Microsoft has denied reports that users of its Xbox Live online gaming service have had their accounts hacked.
Some Xbox Live gamers have complained about fraud
It follows a number of complaints from gamers that their IDs, or gamer tags, have been taken over while playing.
The problems came to light after security researcher Kevin Finisterre reported his experience of a problem first-hand on his website.
In a statement Microsoft said it had found no evidence of any compromise of the security of Xbox Live.
As well as at least 50 other people complaining on the official Xbox forum about having their gamer tags stolen, Mr Finisterre also found clans (gaming groups) openly boasting about stealing accounts.
Some claimed the information was being extracted from people working for the Xbox Live support service
"One of the first posts said they were not stealing the account details but being given them by Xbox Live support," Mr Finisterre told the BBC News website.

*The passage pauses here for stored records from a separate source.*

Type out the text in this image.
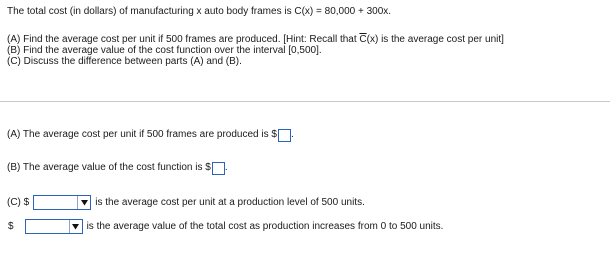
The total cost (in dollars) of manufacturing x auto body frames is C(x) = 80,000 + 300x.
(A) Find the average cost per unit if 500 frames are produced. [Hint: Recall that $\overline{C}(x)$ is the average cost per unit]
(B) Find the average value of the cost function over the interval [0,500].
(C) Discuss the difference between parts (A) and (B).
(A) The average cost per unit if 500 frames are produced is $ .
(B) The average value of the cost function is $ .
(C) $	is the average cost per unit at a production level of 500 units.
$	is the average value of the total cost as production increases from 0 to 500 units.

A Microsoft spokesman told the BBC News website that "rumours about accounts being hijacked are false".
In a statement the firm said: "There have been a few isolated incidents where malicious users have been attempting to draw personal information from unsuspecting users and use it to gain access to their Live account.
"We think this is a good time to remind our members that they should never give out any of their personal information."
Mr Finisterre, who started a website in January revealing a different bug in Apple systems each day of the month, said he had believed his account had been affected.
"On Thursday last week I was playing Halo and a gentleman said he was going to steal my account," he told the BBC News website.
The next day he found he had been locked out of his account, with the explanation that someone else was using his gamer tag.
"I phoned Xbox Live support but was given the run-around," he said.
Begging for help
Eventually a conversation with a support agent, which he has recorded and put on his website, revealed that several other Xbox users had called with the same problems.
"They said there was nothing they could do and accused Bungie of being responsible," he said.
Bungie Studios is the Microsoft-owned developer of Halo and Halo 2. Microsoft also denies that the company had been hacked.
Mr Finisterre said he was unimpressed with the way Microsoft's support service had dealt with the problem.
"There are people out there begging for help and they clearly aren't getting it," he said.